On Friday, Google’s Project Zero Team issued a call to action for ethical hackers to hold vendors accountable for timely software fixes in the form of deadline ultimatums.
“We’d like to call on all researchers to adopt disclosure deadlines in some form,” the team wrote in a blog post Friday, “We’re excited by the early results that disclosure deadlines are delivering -- and with the help of the broader community, we can achieve even more.
The call came after the Project Zero team announced a 14-day grace period for its strict 90-day patch policy. Prior to the changes, if the team reported vulnerabilities within a given software, companies were given 90 days to fix them before weaknesses were publicly disclosed.
The strict deadlines have led to 85 percent of companies releasing patches prior to the 90 days. The unbending nature of the policy, however, has received heavy criticism from many, including big software competitors like Apple and Microsoft.
Though the Project Zero team has since relaxed its deadline requirements, allowing up to a 14-day grace period for patches near release, it remains determined in its mission to raise industry standards in vulnerability patching. It is in this spirit that the Project Zero team issued its call of action to the security research community.
But for independent security researchers, answering Google’s call can be difficult. Many a friendly hacker has war stories to share about their reports being met with opposition or indifference.
One New Zealand based security researcher, who spoke with iDigitalTimes anonymously, shares his troubles when reporting problems with a client’s website.
“I had discovered that client of my company had a weakness in their prepay top up page, which could directly impact users. I tried contacting the client about the problem for several months via Twitter, email and sales contacts within the company," the researcher said. “I eventually got a reply from their security team. They said they had independently tested the site and that it was secure – but it wasn’t. I then wrote a public blog post about the issue, showing how you could use a MITM attack to steal credit card numbers or redirect the top up payment to another phone.”
Shortly after outing the weakness, the researcher received internal pressure from his bosses to remove the post.
“The CTO of my company quickly contacted me, asking me to take the post down. Since the client continued to assert their site was secure, I refused to remove the post,” the researcher continued.. “ I was then formally disciplined for ‘bringing employer into disrepute with a client,’ resulting in suspension from my position for several days until legal could arrive to consult.”
This security researcher’s story is not unusual. Another security researcher, Tim, who also preferred to remain anonymous, reported receiving threats after trying to force accountability from the vendors he sought to protect.
“Around January of last year we submitted a vulnerability to a well-known vendor,” said Tim. “They acknowledged the vulnerability and promised a fix in 90 days. When nothing happened, we asked why they weren't fixing it and they told us it would require ‘infrastructural changes’ that could impact many customers. We told them we were going to publish the weakness. Their CEO called, threatening to take us out of business. The vulnerability still exists, but we are powerless to report it.”
While not all friendly hackers experience threats from vendors, still many bemoan the fact that their reports often remain soundless in a void of indifference.
“I've found dozens of XSS vulnerabilities on dozens of sites,” shared Dan Tentler, security researcher and co-founder of Carbon Dynamics. “When I do report them, most of the time I simply never hear back and nothing gets fixed. It feels like I'm just wasting my time trying to help since it appears that nobody cares.”
Despite these bleak conditions, not all companies meet such reports with opposition.

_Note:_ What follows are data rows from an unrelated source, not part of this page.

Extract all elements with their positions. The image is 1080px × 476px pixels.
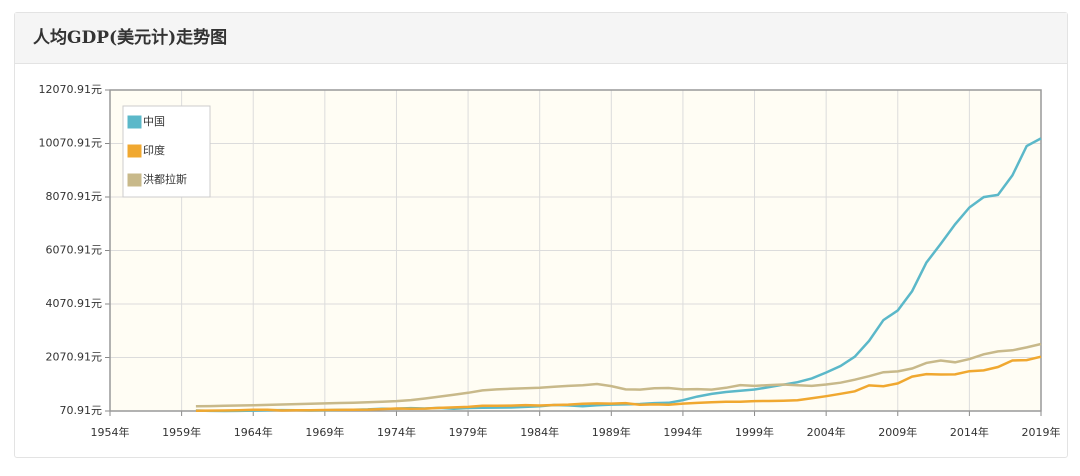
- x-tick-label: 1979年: [449, 425, 488, 439]
- plot-frame: [109, 89, 1042, 412]
- x-tick-label: 2009年: [878, 425, 917, 439]
- x-tick-label: 1974年: [377, 425, 416, 439]
- y-tick-label: 6070.91元: [46, 244, 103, 257]
- series-line: [195, 342, 1042, 408]
- x-tick-label: 1994年: [663, 425, 702, 439]
- series-line: [195, 355, 1042, 412]
- legend-swatch: [126, 143, 143, 159]
- x-tick-label: 1954年: [91, 425, 130, 439]
- panel: 人均GDP(美元计)走势图: [14, 12, 1068, 458]
- y-tick-label: 8070.91元: [46, 190, 103, 203]
- x-tick-label: 1999年: [735, 425, 774, 439]
- y-tick-label: 70.91元: [60, 404, 103, 417]
- legend-label: 中国: [143, 115, 165, 128]
- legend-label: 印度: [143, 143, 165, 157]
- x-tick-label: 2014年: [950, 425, 989, 439]
- y-tick-label: 4070.91元: [46, 297, 103, 310]
- x-tick-label: 1969年: [305, 425, 344, 439]
- x-tick-label: 1984年: [520, 425, 559, 439]
- chart-title: 人均GDP(美元计)走势图: [15, 13, 1067, 64]
- y-tick-label: 10070.91元: [39, 137, 103, 150]
- y-tick-label: 12070.91元: [39, 83, 103, 96]
- legend-swatch: [126, 172, 143, 188]
- y-tick-label: 2070.91元: [46, 351, 103, 364]
- legend-label: 洪都拉斯: [143, 172, 187, 186]
- x-tick-label: 2019年: [1022, 425, 1061, 439]
- x-tick-label: 1989年: [592, 425, 631, 439]
- x-tick-label: 2004年: [807, 425, 846, 439]
- legend-swatch: [126, 114, 143, 130]
- x-tick-label: 1959年: [162, 425, 201, 439]
- x-tick-label: 1964年: [234, 425, 273, 439]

Increasingly, more companies welcome the input of friendly hackers and occasionally compensate security researchers for their efforts.
This is why organizations like HackerOne have been developed. Hacker One is a platform for software companies that streamlines vulnerability reporting and even offers bounties for reported bugs. The platform builds a much-needed bridge between friendly hackers and software companies, allowing them to work together and expedite software fixes.
“Criminals don't try to report technical details on how they attacked an online service, but friendly hackers do and are, unfortunately, often met with indifference or worse yet, threats of legal prosecution,” said HackerOne’s Chief Policy Officer Katie Moussouris. “This is counter to defenders' goals, since it discourages people from trying to help because they often fear coming forward.”
Moussouris said programs such as HackerOne are important because, they allow “anyone” from the outside, not just specifically hired penetration testers, to safely report vulnerabilities to an organization.
“Having a clear way for hackers, customers, partners, or anyone who happens to find a security issue in an online service to report a potential security issue, is a sign of organizational maturity when it comes to security,” Moussouris said. “Offering bug bounties for that type of information would take these financial institutions to the next level in terms of demonstrating that they take security seriously.
“The biggest security investments of any organization should be proactive, trying to prevent security issues early in the development life cycle,” Moussouris continued.” But for the inevitable security issues that weren't caught via strong preventative processes, the practice of having a well-defined vulnerability coordination program is still absolutely necessary in the ongoing struggle to defend.”